Schumer’s thinking should not be misunderstood. He is not advocating that ideology be the sole standard for judging nominees–only that it be discussed openly and honestly. Schumer says that other factors are equally important to evaluate, including integrity, temperament, intellectual excellence and “the racial, ethnic, gender and experiential diversity of the particular bench.” Schumer is not proposing any litmus test, which is what he was falsely accused of by a New York Post editorial and by Paul Gigot in the Wall Street Journal. In his Times Op-Ed, Schumer wrote that one of the factors in confirmation decisions should be “the composition of the courts at the time of nomination”–a reference to the philosophical balance on each of the thirteen courts of appeal and the Supreme Court.
In the confirmation process, ideology should matter in direct proportion to how much it mattered in the President’s thinking when he made the nomination. Since Bush said during the campaign that Antonin Scalia and Clarence Thomas are his favorite judges, this sent a vivid message about his judicial role models, and how his mind works.
But the ambition of this article is larger than just Schumer’s point about ideology. It is also about the President’s determination to keep nominating extremists to pack the federal bench. It is about the Senate Judiciary Committee’s constitutional responsibility to advise and consent on judges, and not be a rubber stamp.
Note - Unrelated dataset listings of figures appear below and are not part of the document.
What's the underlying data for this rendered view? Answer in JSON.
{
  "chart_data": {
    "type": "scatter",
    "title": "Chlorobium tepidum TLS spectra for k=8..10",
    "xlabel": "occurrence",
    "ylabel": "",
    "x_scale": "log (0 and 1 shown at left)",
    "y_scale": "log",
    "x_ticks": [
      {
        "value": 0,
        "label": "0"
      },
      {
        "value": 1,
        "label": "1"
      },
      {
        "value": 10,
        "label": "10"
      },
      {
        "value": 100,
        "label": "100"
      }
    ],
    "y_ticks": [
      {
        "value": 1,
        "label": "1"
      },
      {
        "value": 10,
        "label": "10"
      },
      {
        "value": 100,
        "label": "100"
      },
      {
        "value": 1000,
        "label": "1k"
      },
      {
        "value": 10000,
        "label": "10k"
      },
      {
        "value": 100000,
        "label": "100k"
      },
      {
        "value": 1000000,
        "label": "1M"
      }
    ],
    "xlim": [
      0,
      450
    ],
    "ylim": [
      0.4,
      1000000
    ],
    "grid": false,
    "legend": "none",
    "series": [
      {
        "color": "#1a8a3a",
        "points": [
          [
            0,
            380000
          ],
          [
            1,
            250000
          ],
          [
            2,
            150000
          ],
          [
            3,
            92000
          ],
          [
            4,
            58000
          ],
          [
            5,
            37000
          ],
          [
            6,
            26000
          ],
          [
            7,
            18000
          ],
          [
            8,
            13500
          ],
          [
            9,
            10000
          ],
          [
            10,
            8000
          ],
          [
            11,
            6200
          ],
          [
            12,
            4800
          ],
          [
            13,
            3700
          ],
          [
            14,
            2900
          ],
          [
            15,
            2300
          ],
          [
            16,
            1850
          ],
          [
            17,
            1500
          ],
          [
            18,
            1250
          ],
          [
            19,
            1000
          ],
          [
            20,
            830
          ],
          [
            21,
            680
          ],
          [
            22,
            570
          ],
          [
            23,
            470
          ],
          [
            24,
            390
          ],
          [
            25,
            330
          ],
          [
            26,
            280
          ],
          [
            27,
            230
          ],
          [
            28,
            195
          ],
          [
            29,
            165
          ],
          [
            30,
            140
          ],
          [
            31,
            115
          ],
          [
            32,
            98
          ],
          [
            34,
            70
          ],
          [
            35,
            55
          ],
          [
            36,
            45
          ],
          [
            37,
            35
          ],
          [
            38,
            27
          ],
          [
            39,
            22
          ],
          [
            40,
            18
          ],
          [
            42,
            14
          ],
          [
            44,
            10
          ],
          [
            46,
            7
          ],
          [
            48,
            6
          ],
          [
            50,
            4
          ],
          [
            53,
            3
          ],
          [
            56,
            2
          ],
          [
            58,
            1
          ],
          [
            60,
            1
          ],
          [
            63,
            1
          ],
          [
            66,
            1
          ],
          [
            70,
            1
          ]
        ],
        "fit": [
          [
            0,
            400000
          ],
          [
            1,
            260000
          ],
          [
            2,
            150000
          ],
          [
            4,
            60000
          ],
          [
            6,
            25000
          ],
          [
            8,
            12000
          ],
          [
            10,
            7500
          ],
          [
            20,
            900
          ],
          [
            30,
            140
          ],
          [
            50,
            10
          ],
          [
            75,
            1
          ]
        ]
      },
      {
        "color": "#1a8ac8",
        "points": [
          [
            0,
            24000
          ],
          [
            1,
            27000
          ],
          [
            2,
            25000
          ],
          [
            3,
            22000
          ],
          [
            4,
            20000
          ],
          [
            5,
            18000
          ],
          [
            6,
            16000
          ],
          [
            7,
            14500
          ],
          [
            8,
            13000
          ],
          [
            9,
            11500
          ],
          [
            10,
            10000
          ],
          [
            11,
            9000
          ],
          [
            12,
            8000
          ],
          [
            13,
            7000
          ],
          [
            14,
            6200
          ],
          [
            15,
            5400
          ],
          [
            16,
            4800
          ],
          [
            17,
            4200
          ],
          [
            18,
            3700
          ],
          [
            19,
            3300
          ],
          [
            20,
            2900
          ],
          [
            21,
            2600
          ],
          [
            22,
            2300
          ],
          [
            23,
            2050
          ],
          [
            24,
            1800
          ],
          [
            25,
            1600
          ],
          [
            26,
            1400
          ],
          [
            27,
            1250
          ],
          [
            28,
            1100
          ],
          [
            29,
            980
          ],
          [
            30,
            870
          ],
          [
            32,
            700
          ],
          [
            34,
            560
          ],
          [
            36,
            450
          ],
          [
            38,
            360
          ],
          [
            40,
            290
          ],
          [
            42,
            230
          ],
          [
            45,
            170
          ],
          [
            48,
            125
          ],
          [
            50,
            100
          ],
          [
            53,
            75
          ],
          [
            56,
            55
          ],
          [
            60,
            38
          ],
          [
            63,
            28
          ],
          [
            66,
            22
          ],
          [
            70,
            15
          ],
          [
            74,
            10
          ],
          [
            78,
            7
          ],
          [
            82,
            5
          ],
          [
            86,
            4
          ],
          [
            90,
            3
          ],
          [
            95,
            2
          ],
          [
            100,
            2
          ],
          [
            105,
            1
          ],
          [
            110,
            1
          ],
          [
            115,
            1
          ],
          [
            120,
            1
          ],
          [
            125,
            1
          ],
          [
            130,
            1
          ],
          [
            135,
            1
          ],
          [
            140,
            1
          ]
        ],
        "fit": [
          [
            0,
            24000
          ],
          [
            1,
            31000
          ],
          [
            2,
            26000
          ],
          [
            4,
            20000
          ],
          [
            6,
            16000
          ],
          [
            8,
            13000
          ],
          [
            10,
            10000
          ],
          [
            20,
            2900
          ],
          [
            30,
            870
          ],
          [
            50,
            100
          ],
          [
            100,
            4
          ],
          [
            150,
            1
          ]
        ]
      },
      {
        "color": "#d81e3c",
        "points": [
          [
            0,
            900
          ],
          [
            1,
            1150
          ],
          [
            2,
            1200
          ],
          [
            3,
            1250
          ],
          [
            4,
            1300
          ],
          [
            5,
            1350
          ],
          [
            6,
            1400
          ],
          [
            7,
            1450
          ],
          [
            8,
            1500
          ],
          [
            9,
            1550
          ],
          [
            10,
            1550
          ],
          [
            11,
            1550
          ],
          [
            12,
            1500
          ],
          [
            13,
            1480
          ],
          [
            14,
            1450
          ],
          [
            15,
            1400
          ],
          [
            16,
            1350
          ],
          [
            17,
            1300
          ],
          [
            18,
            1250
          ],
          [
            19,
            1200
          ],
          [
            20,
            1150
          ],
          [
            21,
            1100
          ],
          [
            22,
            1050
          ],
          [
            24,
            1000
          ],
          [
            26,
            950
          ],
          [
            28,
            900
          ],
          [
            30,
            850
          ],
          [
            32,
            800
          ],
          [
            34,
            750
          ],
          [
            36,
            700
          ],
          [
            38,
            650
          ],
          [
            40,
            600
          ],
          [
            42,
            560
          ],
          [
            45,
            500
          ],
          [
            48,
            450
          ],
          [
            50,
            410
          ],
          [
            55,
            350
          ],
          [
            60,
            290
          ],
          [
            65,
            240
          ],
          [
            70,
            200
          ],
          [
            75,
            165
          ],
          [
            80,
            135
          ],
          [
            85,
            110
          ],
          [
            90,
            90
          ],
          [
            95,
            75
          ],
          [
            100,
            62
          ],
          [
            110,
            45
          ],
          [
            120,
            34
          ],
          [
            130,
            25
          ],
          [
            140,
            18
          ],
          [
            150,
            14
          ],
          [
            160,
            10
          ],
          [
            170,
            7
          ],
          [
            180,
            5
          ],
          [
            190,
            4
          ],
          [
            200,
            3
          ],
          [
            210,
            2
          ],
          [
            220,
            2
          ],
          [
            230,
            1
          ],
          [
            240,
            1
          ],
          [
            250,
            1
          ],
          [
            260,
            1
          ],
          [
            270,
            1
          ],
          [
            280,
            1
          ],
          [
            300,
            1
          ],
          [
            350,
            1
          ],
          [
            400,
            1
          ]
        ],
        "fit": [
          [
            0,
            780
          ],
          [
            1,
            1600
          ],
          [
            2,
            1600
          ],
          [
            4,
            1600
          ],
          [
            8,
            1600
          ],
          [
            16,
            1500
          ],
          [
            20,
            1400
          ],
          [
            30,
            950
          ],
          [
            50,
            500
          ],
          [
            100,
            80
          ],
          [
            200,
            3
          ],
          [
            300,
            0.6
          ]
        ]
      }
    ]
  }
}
It is about the hypocrisy of Republican senators who blocked some superb nominees during the Clinton years because they didn’t approve of their ideas–and who now cry foul when the same scrutiny is applied to their choices. And it is about the coming war over the nomination of Miguel Estrada to the US Court of Appeals for the DC Circuit, and the emerging opposition–from former co-workers as well as Latinos–to this clone of Clarence Thomas.